O Amazonas tem três parlamentares entre os mais influentes do Congresso Nacional. Dos onze representantes do estado, apenas os senadores Eduardo Braga (MDB-AM) e Omar Aziz (PSD-AM) e o deputado federal Marcelo Ramos (PL-AM) aparecem na lista da 27ª edição da série “Cabeças do Congresso”, que avalia o desempenho dos 594 senadores e deputados federais.
Referência obrigatória para formadores de opinião, estudiosos, dirigentes partidários, sindicais e empresariais, autoridades do Executivo e Legislativo, o “Cabeças do Congresso” aponta os parlamentares com maior poder no processo decisório na Câmara e no Senado. Para fazer parte dos “Cabeças”, esses parlamentares precisam se destacar pela capacidade de negociação, articulação, pelo senso de oportunidade, pela formulação de propostas e condução dos debates.
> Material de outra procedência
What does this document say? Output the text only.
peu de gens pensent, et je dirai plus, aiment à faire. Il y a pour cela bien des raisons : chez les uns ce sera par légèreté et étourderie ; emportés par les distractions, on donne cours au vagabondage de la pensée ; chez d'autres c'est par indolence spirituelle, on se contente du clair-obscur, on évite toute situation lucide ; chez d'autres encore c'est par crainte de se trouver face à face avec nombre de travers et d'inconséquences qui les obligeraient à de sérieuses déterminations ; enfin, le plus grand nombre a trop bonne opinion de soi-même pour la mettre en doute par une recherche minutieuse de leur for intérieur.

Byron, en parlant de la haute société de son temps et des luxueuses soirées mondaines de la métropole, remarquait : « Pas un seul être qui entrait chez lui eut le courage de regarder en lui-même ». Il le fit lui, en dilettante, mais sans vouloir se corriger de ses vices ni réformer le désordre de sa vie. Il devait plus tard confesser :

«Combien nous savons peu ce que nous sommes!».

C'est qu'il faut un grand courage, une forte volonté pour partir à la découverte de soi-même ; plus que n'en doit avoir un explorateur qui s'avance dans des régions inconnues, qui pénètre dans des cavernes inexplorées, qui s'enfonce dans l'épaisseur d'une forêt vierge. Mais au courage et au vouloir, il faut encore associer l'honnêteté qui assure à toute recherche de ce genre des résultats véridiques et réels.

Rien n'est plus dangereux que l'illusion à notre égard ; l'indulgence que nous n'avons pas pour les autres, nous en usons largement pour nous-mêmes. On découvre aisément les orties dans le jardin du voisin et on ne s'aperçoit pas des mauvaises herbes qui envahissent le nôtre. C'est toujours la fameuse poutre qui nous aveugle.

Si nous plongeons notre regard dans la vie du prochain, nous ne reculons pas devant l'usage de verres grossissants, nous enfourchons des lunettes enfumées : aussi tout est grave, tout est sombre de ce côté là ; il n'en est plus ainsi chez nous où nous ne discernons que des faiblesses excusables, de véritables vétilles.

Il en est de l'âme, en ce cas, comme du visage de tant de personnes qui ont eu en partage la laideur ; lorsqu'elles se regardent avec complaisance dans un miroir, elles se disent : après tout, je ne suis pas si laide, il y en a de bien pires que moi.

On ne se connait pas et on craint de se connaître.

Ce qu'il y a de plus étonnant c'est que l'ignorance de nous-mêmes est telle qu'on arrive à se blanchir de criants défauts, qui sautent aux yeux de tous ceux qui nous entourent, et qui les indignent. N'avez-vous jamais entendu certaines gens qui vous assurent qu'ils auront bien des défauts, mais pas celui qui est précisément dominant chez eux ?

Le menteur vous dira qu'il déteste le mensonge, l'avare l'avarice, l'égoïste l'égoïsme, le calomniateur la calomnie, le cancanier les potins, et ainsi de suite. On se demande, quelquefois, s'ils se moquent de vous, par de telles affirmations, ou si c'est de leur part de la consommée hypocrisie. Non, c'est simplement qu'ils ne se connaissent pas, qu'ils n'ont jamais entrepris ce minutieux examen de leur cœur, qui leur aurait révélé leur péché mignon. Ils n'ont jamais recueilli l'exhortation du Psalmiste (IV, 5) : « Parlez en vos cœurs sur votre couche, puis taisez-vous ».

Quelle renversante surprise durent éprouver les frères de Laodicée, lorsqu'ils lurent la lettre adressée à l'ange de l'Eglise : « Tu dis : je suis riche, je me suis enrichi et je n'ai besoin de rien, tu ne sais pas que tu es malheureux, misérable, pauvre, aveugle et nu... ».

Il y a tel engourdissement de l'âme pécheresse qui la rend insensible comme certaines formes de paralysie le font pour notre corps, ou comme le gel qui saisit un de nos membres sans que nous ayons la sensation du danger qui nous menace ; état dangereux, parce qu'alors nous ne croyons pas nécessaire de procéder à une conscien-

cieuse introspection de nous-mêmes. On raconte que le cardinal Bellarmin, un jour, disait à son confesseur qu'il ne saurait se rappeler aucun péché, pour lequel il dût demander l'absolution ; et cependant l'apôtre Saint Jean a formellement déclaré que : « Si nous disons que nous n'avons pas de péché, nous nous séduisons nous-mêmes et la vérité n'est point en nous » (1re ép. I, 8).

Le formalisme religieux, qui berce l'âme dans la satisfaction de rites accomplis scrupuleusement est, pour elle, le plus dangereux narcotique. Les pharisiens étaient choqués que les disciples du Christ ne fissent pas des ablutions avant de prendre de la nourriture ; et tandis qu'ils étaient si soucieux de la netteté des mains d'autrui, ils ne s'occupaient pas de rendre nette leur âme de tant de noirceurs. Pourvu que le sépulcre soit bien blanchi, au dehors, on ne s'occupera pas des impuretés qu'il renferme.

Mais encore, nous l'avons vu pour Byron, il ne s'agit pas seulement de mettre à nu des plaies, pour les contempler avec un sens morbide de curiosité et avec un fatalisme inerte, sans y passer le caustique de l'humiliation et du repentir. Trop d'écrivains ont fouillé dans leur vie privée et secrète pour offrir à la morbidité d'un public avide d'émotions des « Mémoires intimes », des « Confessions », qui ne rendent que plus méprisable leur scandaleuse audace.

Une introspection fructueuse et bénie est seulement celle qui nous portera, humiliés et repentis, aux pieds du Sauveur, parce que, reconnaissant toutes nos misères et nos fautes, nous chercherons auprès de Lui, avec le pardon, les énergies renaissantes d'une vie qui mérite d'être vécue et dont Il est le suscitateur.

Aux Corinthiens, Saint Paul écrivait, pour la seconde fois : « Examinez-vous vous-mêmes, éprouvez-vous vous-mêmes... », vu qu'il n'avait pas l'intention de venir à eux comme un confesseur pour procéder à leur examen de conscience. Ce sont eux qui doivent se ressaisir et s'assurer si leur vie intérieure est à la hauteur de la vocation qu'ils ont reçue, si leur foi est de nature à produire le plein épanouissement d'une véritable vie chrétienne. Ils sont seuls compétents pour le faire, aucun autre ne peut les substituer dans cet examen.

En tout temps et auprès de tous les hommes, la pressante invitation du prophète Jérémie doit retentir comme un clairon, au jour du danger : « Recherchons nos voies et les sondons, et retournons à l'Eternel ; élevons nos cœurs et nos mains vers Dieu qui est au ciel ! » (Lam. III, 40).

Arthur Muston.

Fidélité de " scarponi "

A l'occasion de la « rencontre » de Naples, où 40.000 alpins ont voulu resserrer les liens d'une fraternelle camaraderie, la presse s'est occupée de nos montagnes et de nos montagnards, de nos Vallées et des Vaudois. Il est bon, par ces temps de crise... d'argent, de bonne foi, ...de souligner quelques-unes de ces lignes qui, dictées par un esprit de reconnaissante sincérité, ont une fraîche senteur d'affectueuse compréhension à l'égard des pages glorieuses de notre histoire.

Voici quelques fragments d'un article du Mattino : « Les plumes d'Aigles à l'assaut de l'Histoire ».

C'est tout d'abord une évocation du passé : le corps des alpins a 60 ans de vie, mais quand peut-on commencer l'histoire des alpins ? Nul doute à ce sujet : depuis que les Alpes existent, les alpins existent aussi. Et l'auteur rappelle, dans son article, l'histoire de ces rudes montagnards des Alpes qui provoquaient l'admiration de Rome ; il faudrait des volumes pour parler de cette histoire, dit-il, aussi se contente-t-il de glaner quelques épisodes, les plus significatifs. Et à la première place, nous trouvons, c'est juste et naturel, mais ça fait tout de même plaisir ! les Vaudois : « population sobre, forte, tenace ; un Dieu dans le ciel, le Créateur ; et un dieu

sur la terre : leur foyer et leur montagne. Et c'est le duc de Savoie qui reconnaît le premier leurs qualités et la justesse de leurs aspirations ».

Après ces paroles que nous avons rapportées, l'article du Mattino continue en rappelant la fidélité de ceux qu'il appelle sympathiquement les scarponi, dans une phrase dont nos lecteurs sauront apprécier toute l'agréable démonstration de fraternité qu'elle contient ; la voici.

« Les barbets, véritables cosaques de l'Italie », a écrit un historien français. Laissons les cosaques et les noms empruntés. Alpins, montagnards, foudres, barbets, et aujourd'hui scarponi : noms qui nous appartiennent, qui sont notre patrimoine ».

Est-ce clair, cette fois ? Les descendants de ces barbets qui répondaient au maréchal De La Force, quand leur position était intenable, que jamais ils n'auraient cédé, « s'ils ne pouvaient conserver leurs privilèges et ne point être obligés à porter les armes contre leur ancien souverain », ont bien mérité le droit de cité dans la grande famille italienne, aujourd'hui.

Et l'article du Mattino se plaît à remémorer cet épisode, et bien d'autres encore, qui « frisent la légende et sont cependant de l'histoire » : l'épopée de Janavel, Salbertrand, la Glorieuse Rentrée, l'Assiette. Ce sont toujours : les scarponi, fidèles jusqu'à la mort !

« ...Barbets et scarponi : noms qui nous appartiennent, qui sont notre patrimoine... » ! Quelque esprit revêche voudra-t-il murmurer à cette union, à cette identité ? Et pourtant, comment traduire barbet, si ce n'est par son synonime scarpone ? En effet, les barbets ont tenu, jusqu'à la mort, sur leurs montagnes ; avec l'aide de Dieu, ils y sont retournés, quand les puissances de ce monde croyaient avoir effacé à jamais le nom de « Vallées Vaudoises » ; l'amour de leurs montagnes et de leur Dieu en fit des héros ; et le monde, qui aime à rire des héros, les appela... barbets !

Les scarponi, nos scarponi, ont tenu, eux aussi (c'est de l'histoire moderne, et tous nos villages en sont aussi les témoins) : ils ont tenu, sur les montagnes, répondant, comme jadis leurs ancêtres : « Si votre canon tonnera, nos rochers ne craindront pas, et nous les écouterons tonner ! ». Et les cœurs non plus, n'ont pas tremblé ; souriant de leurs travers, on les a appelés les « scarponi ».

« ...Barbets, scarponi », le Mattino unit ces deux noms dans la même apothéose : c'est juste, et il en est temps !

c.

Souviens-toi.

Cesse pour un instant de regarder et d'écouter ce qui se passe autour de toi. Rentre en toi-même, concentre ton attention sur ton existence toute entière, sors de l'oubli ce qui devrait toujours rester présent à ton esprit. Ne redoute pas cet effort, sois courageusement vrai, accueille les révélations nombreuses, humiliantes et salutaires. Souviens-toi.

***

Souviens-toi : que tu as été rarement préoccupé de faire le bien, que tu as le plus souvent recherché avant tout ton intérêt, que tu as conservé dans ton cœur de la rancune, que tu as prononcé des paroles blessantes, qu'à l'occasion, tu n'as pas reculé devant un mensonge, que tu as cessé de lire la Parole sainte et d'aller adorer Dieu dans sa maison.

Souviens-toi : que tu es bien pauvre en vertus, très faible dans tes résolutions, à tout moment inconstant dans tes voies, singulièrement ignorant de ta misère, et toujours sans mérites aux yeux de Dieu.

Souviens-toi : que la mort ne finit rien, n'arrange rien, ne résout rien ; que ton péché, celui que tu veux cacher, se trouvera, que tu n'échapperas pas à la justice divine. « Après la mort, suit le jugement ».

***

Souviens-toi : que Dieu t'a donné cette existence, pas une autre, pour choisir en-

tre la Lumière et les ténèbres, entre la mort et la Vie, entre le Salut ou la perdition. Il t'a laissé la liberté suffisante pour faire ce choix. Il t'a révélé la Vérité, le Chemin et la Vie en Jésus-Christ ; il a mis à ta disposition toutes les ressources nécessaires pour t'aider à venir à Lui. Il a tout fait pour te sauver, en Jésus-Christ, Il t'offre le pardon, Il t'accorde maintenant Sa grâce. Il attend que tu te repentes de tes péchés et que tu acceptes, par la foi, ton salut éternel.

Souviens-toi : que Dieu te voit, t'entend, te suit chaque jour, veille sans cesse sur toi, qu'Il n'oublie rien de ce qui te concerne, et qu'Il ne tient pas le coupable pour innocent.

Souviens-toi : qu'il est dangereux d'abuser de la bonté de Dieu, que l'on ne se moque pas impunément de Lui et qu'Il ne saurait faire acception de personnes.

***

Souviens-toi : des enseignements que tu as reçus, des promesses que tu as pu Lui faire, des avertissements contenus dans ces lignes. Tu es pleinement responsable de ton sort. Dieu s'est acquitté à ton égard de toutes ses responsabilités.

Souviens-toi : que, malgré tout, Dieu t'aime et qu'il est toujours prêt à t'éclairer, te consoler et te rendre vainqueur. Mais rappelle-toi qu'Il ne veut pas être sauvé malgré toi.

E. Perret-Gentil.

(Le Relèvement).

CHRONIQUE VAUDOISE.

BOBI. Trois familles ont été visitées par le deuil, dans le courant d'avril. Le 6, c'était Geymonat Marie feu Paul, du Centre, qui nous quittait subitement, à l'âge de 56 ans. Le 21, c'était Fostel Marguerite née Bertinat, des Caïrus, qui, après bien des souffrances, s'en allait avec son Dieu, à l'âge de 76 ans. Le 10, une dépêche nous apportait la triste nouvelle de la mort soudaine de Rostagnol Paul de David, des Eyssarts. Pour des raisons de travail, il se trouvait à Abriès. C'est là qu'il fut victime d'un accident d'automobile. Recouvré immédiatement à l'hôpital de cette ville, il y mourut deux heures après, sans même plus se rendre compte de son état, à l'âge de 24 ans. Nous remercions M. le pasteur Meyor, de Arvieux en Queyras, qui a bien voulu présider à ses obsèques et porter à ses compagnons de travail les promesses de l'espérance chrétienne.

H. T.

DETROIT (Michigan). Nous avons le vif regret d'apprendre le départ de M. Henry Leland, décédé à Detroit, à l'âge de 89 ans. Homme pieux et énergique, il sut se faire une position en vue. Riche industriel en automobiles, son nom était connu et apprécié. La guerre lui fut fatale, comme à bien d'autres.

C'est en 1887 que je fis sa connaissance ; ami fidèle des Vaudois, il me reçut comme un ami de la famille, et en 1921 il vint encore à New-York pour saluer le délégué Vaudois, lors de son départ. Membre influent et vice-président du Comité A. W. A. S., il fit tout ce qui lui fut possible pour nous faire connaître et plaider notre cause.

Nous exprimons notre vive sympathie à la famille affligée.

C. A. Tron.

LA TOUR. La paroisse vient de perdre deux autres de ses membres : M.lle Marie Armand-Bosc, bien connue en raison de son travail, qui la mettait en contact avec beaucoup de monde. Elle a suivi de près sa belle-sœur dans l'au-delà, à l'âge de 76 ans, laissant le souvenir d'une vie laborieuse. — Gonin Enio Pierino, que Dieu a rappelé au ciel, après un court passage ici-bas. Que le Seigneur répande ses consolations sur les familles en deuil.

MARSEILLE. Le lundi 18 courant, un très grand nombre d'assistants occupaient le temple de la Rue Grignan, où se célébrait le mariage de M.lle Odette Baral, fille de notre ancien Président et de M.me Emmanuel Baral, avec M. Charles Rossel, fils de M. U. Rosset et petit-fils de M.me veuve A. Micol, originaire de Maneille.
É a sétima vez que o líder do MDB no Senado, Eduardo Braga, tem seu prestígio e habilidade política reconhecidos na pesquisa realizada anualmente pelo Departamento Intersindical de Assessoria Parlamentar, o DIAP.
“É uma honra ter sido apontado, mais uma vez, como um dos Cabeças do Congresso. Essa é uma resposta à confiança em mim depositada pelo povo do Amazonas, que pode ter certeza do meu compromisso com a defesa dos interesses do nosso Estado e de nosso país”, comemorou o líder do MDB. Eduardo Braga foi destacado na categoria “Negociadores”, que inclui parlamentares investidos de autoridade para firmar e honrar compromissos e que se sobressaem, segundo os critérios do DIAP, pela credibilidade, pelo controle e equilíbrio emocional, pela habilidade no uso das palavras e pelo respeito à vontade da maioria.
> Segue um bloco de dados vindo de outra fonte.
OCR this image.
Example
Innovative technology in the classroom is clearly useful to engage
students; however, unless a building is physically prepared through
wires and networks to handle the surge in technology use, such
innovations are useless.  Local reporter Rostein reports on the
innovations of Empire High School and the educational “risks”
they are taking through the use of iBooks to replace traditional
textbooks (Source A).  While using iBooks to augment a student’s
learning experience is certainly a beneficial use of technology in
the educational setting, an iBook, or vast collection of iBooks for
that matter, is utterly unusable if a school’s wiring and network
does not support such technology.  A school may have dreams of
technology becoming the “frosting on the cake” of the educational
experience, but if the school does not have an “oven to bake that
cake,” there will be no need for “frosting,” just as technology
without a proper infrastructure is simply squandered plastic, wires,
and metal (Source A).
A seleção dos mais influentes – que inclui apenas os parlamentares efetivos no exercício do mandato no período de avaliação, entre fevereiro e junho de 2020 – é feita com base em entrevistas com deputados e senadores, assessores das duas Casas do Congresso, jornalistas, cientistas e analistas políticos. O DIAP também examina, entre outros pontos, as atividades profissionais, os vínculos com empresas ou organizações econômicas ou de classe, a formação e a vida acadêmica de cada parlamentar, além dos pronunciamentos, das proposições apresentadas, dos resultados de votações e a da frequência com que são citados na imprensa.